Although it is not necessary to do it often, it is advised to get at least one ultra sound done.

As part of your prenatal care, you may consider having three scans done.

A dating scan can help determine expected date of delivery. Carried anytime from six weeks, it helps especially if you don’t know the date of conception.

The nuchal translucency scan may be done as part of the dating scan to determine if your baby may be at a risk of having a chromosomal abnormality.

A morphology scan usually takes place between 18 to 20 weeks. This helps the doctor to see your baby’s body, observe the placenta position, the amniotic fluid around you and the baby’s body and the umbilical cord.

In the event where you have certain medical conditions, be at high risk of complications or you’re having more than one baby you may required to have more scans taken.

 It will also help you learn the sex of your baby (Image: Shutterstock)

Why to get it

Other than estimating your due date, a scan during the first trimester checks the fetal heartbeat, rules out an ectopic pregnancy and confirms the number of babies in your uterus.

The second trimester verifies the placenta position, determines the baby’s sex, confirms the amniotic fluid levels are normal and checks all major organs and the baby’s size.
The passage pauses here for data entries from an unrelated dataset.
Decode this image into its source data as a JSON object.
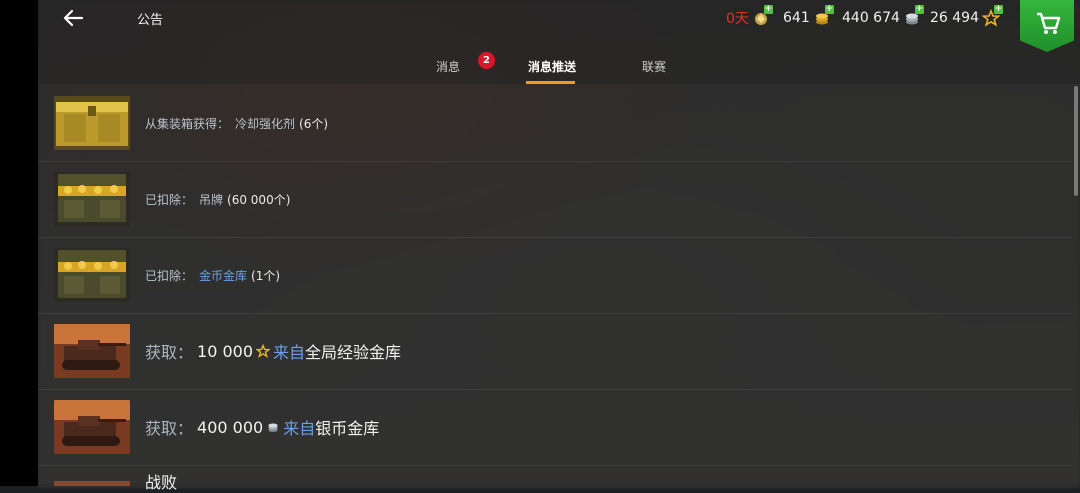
{
  "header": {
    "title": "公告",
    "resources": [
      {
        "name": "premium",
        "value": "0天"
      },
      {
        "name": "gold",
        "value": "641"
      },
      {
        "name": "silver",
        "value": "440 674"
      },
      {
        "name": "free-xp",
        "value": "26 494"
      }
    ]
  },
  "tabs": [
    {
      "label": "消息",
      "badge": "2"
    },
    {
      "label": "消息推送",
      "active": true
    },
    {
      "label": "联赛"
    }
  ],
  "notifications": [
    {
      "label": "从集装箱获得：",
      "item": "冷却强化剂",
      "qty": "(6个)"
    },
    {
      "label": "已扣除：",
      "item": "吊牌",
      "qty": "(60 000个)"
    },
    {
      "label": "已扣除：",
      "item": "金币金库",
      "qty": "(1个)"
    },
    {
      "label": "获取：",
      "amount": "10 000",
      "from": "来自",
      "source": "全局经验金库"
    },
    {
      "label": "获取：",
      "amount": "400 000",
      "from": "来自",
      "source": "银币金库"
    },
    {
      "label": "战败"
    }
  ],
  "colors": {
    "accent": "#f39a1e",
    "badge": "#d8182a",
    "link": "#6f9fe8",
    "premium": "#e3312a",
    "shop": "#2aa536"
  }
}
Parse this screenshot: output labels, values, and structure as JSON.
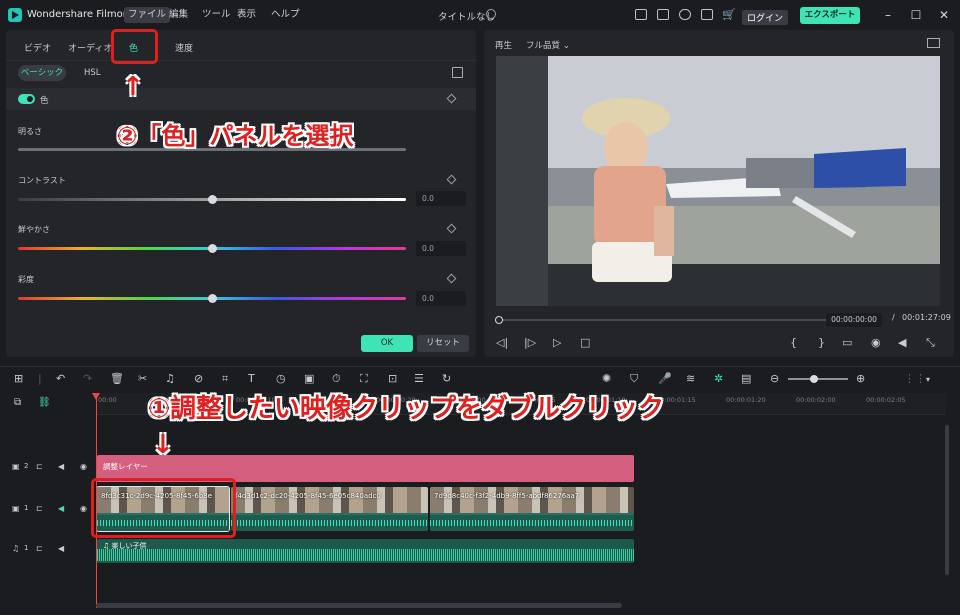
{
  "app": {
    "name": "Wondershare Filmora",
    "doc_title": "タイトルなし",
    "login": "ログイン",
    "export": "エクスポート"
  },
  "menu": [
    "ファイル",
    "編集",
    "ツール",
    "表示",
    "ヘルプ"
  ],
  "panel": {
    "tabs": [
      "ビデオ",
      "オーディオ",
      "色",
      "速度"
    ],
    "subtabs": [
      "ベーシック",
      "HSL"
    ],
    "section": "色",
    "params": [
      {
        "label": "明るさ",
        "value": "",
        "pos": 0.5
      },
      {
        "label": "コントラスト",
        "value": "0.0",
        "pos": 0.5
      },
      {
        "label": "鮮やかさ",
        "value": "0.0",
        "pos": 0.5
      },
      {
        "label": "彩度",
        "value": "0.0",
        "pos": 0.5
      }
    ],
    "ok": "OK",
    "reset": "リセット"
  },
  "preview": {
    "play_label": "再生",
    "quality": "フル品質",
    "current_time": "00:00:00:00",
    "separator": "/",
    "total_time": "00:01:27:09"
  },
  "timeline": {
    "ruler": [
      "00:00",
      "00:00:00:05",
      "00:00:00:10",
      "00:00:00:15",
      "00:00:00:20",
      "00:00:01:00",
      "00:00:01:05",
      "00:00:01:10",
      "00:00:01:15",
      "00:00:01:20",
      "00:00:02:00",
      "00:00:02:05"
    ],
    "tracks": [
      {
        "label": "2"
      },
      {
        "label": "1"
      },
      {
        "label": "1"
      }
    ],
    "adjustment_clip": "調整レイヤー",
    "video_clips": [
      "8fd3c31c-2d9c-4205-8f45-6b8e",
      "f4d3d1c2-dc20-4205-8f45-6e05c840adc0",
      "7d9d8c40c-f3f2-4db9-8ff5-abdf86276aa7"
    ],
    "audio_clip": "楽しい子供"
  },
  "annotations": {
    "step1": "①調整したい映像クリップをダブルクリック",
    "step2": "②「色」パネルを選択",
    "arrow_up": "↑",
    "arrow_down": "↓"
  },
  "colors": {
    "accent": "#3ee3b6",
    "highlight": "#e01f1f",
    "adjustment": "#d55f7e"
  }
}
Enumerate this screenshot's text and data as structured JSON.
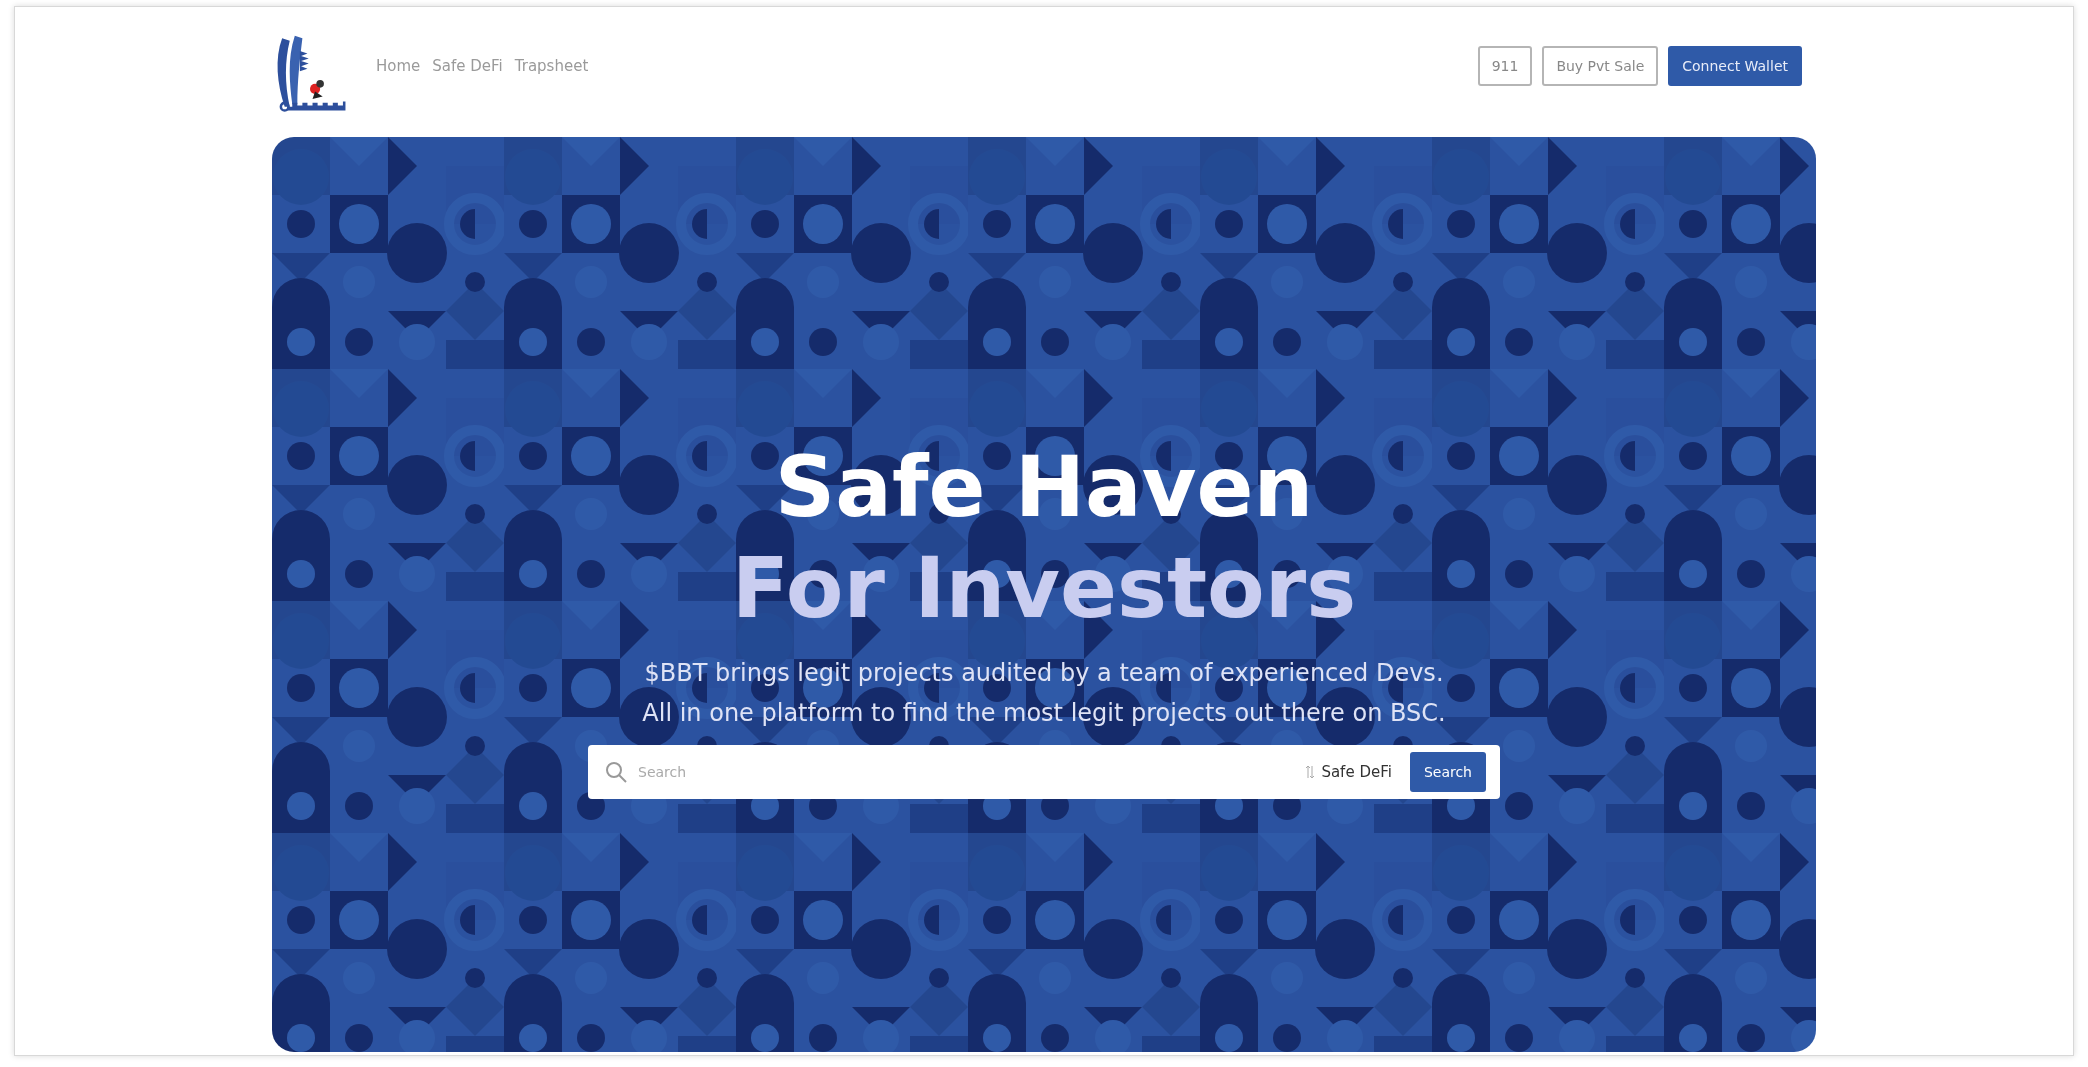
{
  "header": {
    "nav": [
      {
        "label": "Home"
      },
      {
        "label": "Safe DeFi"
      },
      {
        "label": "Trapsheet"
      }
    ],
    "buttons": [
      {
        "label": "911",
        "kind": "outline"
      },
      {
        "label": "Buy Pvt Sale",
        "kind": "outline"
      },
      {
        "label": "Connect Wallet",
        "kind": "primary"
      }
    ]
  },
  "hero": {
    "title_lines": [
      "Safe Haven",
      "For Investors"
    ],
    "subtitle_lines": [
      "$BBT brings legit projects audited by a team of experienced Devs.",
      "All in one platform to find the most legit projects out there on BSC."
    ],
    "search": {
      "placeholder": "Search",
      "filter": "Safe DeFi",
      "button": "Search"
    }
  }
}
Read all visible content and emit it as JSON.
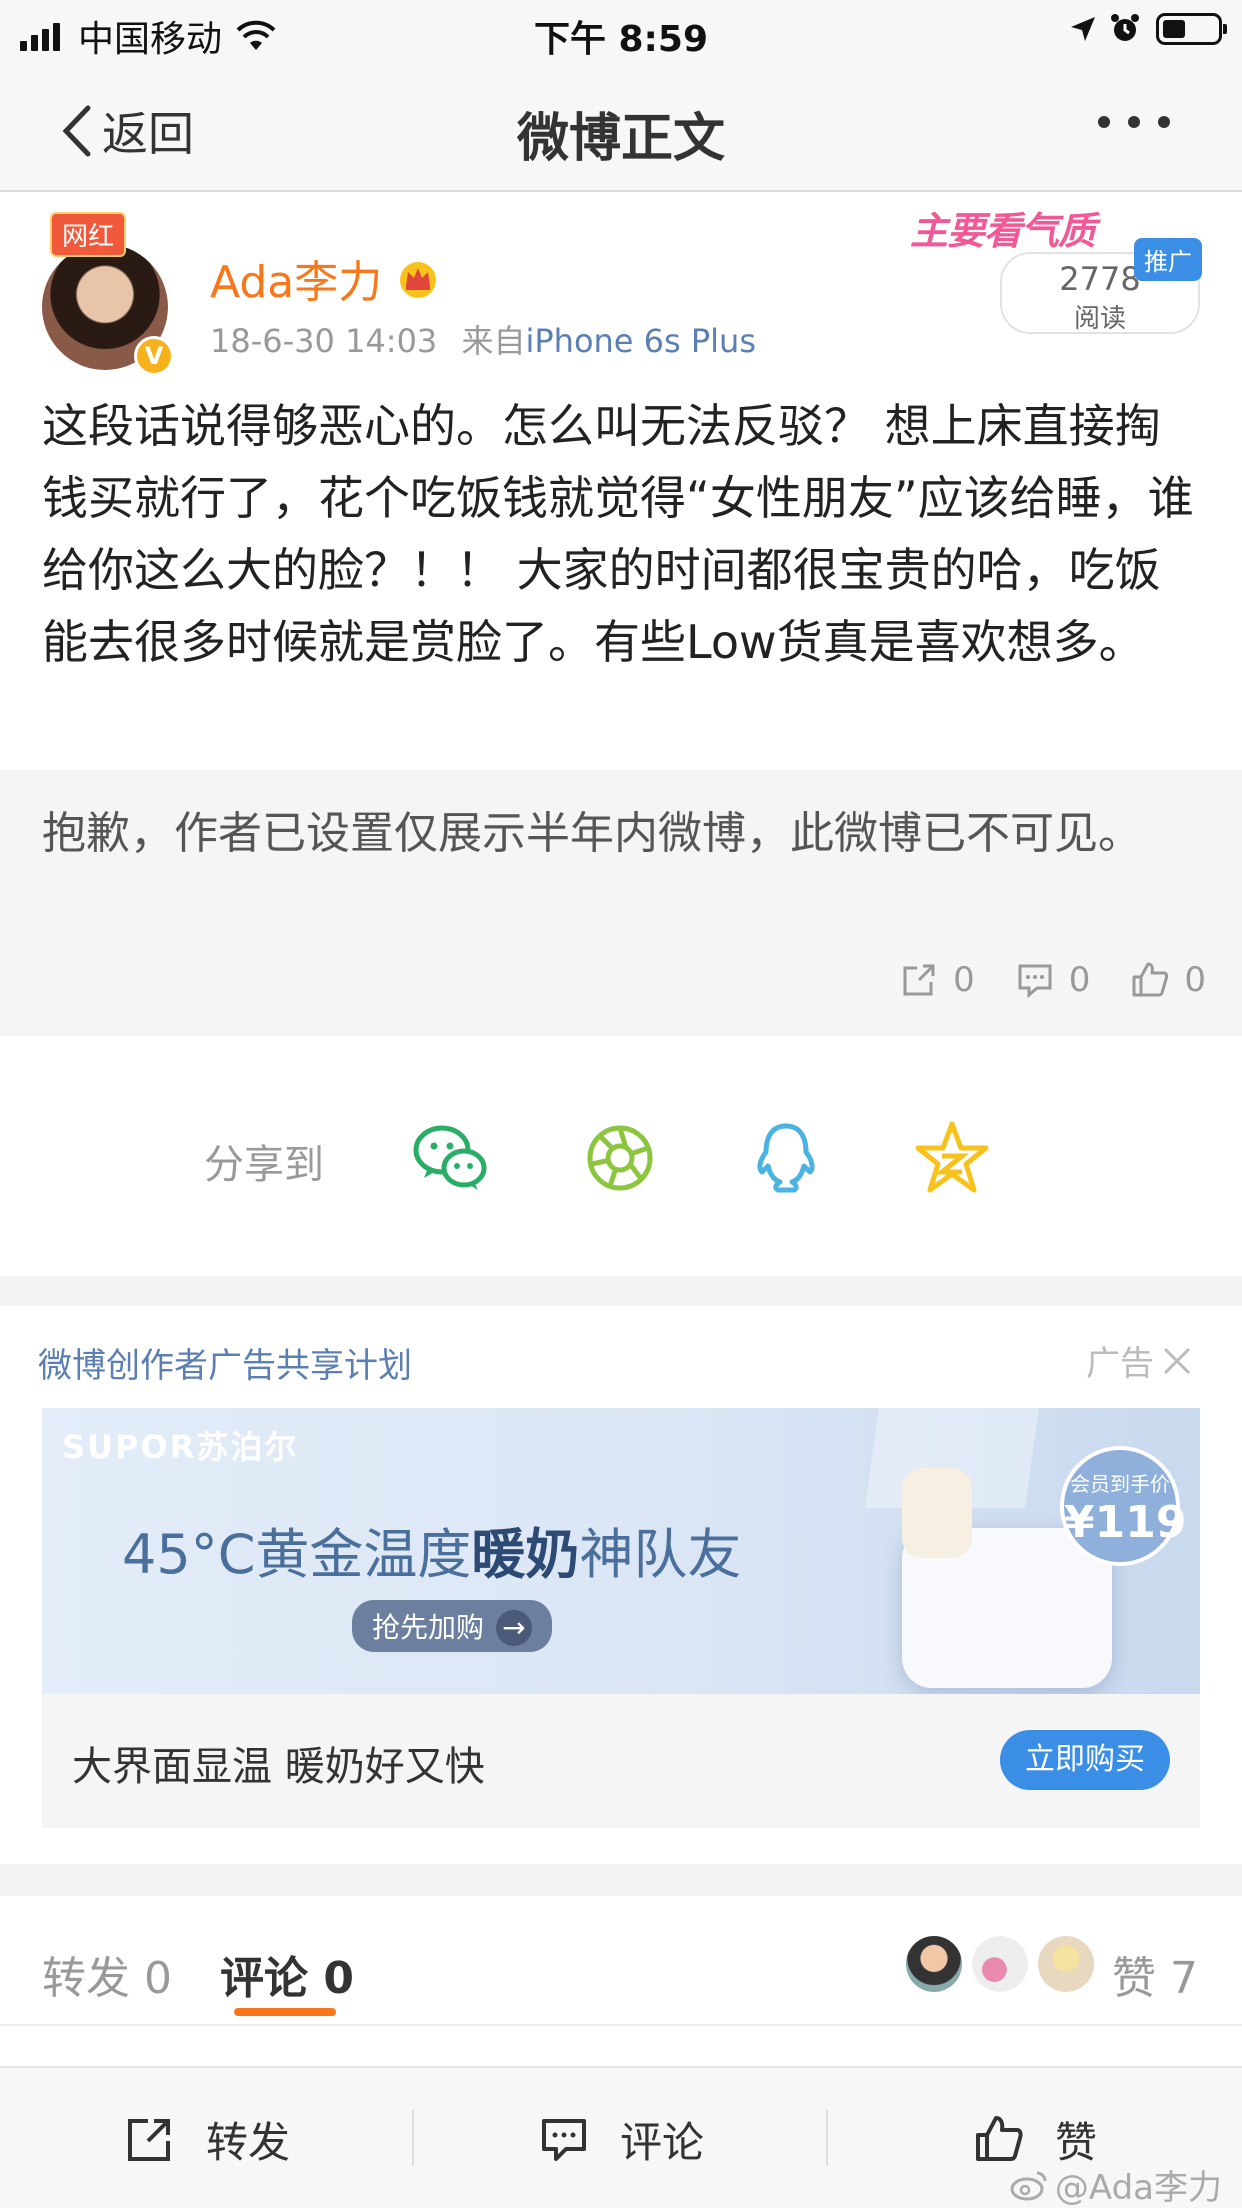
{
  "status_bar": {
    "carrier": "中国移动",
    "time": "下午 8:59",
    "icons": [
      "signal-icon",
      "wifi-icon",
      "location-icon",
      "alarm-icon",
      "battery-icon"
    ]
  },
  "nav": {
    "back_label": "返回",
    "title": "微博正文",
    "more_icon": "more-dots-icon"
  },
  "post": {
    "badge": "网红",
    "author": "Ada李力",
    "verified": "V",
    "date": "18-6-30 14:03",
    "source_prefix": "来自",
    "source": "iPhone 6s Plus",
    "promo_tag": "主要看气质",
    "read_count": "2778",
    "read_label": "阅读",
    "promoted_label": "推广",
    "text": "这段话说得够恶心的。怎么叫无法反驳？  想上床直接掏钱买就行了，花个吃饭钱就觉得“女性朋友”应该给睡，谁给你这么大的脸？！！  大家的时间都很宝贵的哈，吃饭能去很多时候就是赏脸了。有些Low货真是喜欢想多。"
  },
  "retweet": {
    "text": "抱歉，作者已设置仅展示半年内微博，此微博已不可见。",
    "repost_count": "0",
    "comment_count": "0",
    "like_count": "0"
  },
  "share": {
    "label": "分享到",
    "targets": [
      "wechat-icon",
      "moments-icon",
      "qq-icon",
      "qzone-icon"
    ]
  },
  "ad": {
    "header": "微博创作者广告共享计划",
    "tag": "广告",
    "brand": "SUPOR苏泊尔",
    "slogan_a": "45°C黄金温度",
    "slogan_b": "暖奶",
    "slogan_c": "神队友",
    "buy_label": "抢先加购",
    "price_label": "会员到手价",
    "price": "¥119",
    "description": "大界面显温 暖奶好又快",
    "cta": "立即购买"
  },
  "tabs": {
    "repost": "转发 0",
    "comment": "评论 0",
    "likes": "赞 7"
  },
  "toolbar": {
    "repost": "转发",
    "comment": "评论",
    "like": "赞",
    "watermark": "@Ada李力"
  },
  "colors": {
    "accent_orange": "#f7771a",
    "link_blue": "#5b7fb3",
    "cta_blue": "#3a8ee6",
    "wechat_green": "#2aae67",
    "moments_green": "#8cc63f",
    "qq_blue": "#4ab3e2",
    "qzone_yellow": "#f7c21b"
  }
}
Although considered safe, medical practitioners ask mothers to exercise caution to minimize womb intrusion.

In the event spotting occurs, an additional scan may be carried out to confirm all is well. If your baby is also not properly positioned or you’re at a risk of pre-term labor this may be cause enough for your doctor to do your ultrasound.

If more information is needed, a doppler ultrasound may be done earlier or in the last trimester to check the baby’s blood flow to be sure he or she is growing normally.

If abnormalities on the baby’s face are suspected to be the case, a 3D ultrasound takes photograph like images that help the doctor know if the organs are fine and rule out any problems that may be in the uterus.

To show your baby’s movement in the womb, a 4D ultrasound is taken.